A América Latina e sua alma

Nesta semana em que o novo presidente dos Estados Unidos despeja uma portaria de inimaginável crueldade determinando que pessoas trans sejam detidas em prisões masculinas ou transferidas das cadeias femininas, em seu país, caso já estejam presas; na semana em que se homenageia mais uma vez Martin Luther King e seu discurso (dia 20/01), aquele histórico, do “Eu tenho um sonho”, exercitando direitos humanos, e na mesma semana em que o aguerrido presidente da Colômbia, Gustavo Petro, envia uma carta aberta ao novo presidente estadunidense explicando ao recém-mandatário qual é o significado do espírito latino-americano; nesta mesma semana vai estrear entre nós, nas telonas (no dia 30), o filme da colombiana Taboada-Tapia, Alma do deserto, protagonizado pela personagem Georgina, da nação Wayúu. Um trabalho sobre a comunidade LGBTQIA+ na América Latina.
As coincidências não existem, escreveu Freud. Essa e outras confluências apontando sombras, tensões e, sobretudo maldades planejadas e perversidades desumanas estão aí, nesse começo de ano, gestadas há tempos. “Os discursos de bilionários e novos governantes que estão determinados a atacar a comunidade trans ajudam a construir a transfobia”, lamenta a diretora do filme, Taboada-Tapia.
Seu filme foi premiado com o Queer Lion no Festival de Veneza de 2024, na categoria Giornate degli Autori, e ganhou no Festival de Havana, na categoria Documentários, o prêmio de melhor filme com temática queer.
Alma do deserto acompanha Georgina, uma mulher indígena idosa, trans, lutando para obter o direito de ter reconhecida sua carteira de identidade, depois de ter perdido o documento em um incêndio provocado pelos próprios vizinhos que não aceitavam a sua presença. A coragem de Georgina e sua resiliência serena e inabalável são notáveis, mantidas durante todo o percurso que faz para recuperar o documento que vai permitir seu direito de votar nas eleições colombianas.

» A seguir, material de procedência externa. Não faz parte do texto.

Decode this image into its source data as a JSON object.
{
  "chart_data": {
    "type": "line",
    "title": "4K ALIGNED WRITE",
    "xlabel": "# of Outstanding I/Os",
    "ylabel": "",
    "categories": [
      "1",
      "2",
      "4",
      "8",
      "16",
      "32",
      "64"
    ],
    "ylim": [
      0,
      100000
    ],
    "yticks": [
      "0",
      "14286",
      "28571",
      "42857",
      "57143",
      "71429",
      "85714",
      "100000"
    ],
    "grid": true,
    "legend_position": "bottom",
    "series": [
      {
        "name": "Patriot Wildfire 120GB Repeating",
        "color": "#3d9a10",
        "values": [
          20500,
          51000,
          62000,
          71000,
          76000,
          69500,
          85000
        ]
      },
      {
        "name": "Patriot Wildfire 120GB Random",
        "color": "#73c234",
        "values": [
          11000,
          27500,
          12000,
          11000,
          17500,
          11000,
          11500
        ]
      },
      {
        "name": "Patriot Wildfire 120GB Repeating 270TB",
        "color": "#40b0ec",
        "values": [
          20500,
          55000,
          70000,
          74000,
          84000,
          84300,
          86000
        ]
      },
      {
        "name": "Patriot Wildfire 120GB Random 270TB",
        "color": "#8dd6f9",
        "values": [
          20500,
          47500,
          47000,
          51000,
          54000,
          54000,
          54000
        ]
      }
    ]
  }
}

A marginalização social de Georgina, sua própria etnia e a cultura indígena que a rejeita, compõe o quadro de pobreza no norte da Colômbia, na vasta, linda e isolada região de La Guajira. A transfobia que permeia seus pares, na aldeia, se estende também aos funcionários das estruturas de poder público em outro diapasão. Ocasionalmente, podem não respeitar, falsear ou dificultar a entrega de documentos aos indígenas – pior ainda no caso de identidade com troca de gênero. No caso de Georgina, ela viveu lutando durante 45 anos da vida para conseguir a carteira com seu nome feminino.
Alma no deserto é um poema. Um filme contemplativo, de grande beleza plástica, com uma hora e vinte minutos de duração. Não espere o espectador lances dramáticos, violência ao modo do desgastado cinema norte-americano no modelo caubói-e-os-bandidos. Nas longas sequências das vastidões do deserto, a caminho de Uríbia, capital indígena colombiana, Georgina é banhada por uma luz triste e bela, ora diurna, ora noturna, com crepúsculos, sonhos, pesadelos e fantasia, e uma linha de horizonte que parece ser inalcançável.
“Não sairemos nunca mais daqui”, diz uma moça indígena, à beira de um poço, em pleno deserto, enquanto serve água para Georgina beber. Segundo ela, o poço é de “propriedade familiar. E não vamos sair daqui, com ou sem água no poço.”
Em outra parada do seu périplo, ela retira delicadamente pequenas peles ao redor das unhas das mãos, para se cuidar, e ajeita seus berloques, as pulseiras e os colares, mas sem qualquer afetação. Em outra pausa, Georgina lembra do seu companheiro de anos atrás, o único na sua vida amorosa e por quem começara a se “apaixonar”, diz ela. Mas ele deixou-a para viver com uma esposa. “Talvez eu não fosse a pessoa para ele”, diz quase que para si mesma.
O recado de Georgina, uma autêntica alma do deserto – personagem real desse filme e dessa história pungente – é forte.
Com o seu papel de identidade atualizado guardado na bolsa, já tendo votado, e com ele em punho, ela está radiante por possuir a chave com a qual poderá desfrutar serviços estatais de saúde pública e a compra de alimentos com desconto em um programa tipo Bolsa Família. Simples e cândida, Georgina diz, comemorando o feito: “Eu sempre fui fiel a quem eu sou.”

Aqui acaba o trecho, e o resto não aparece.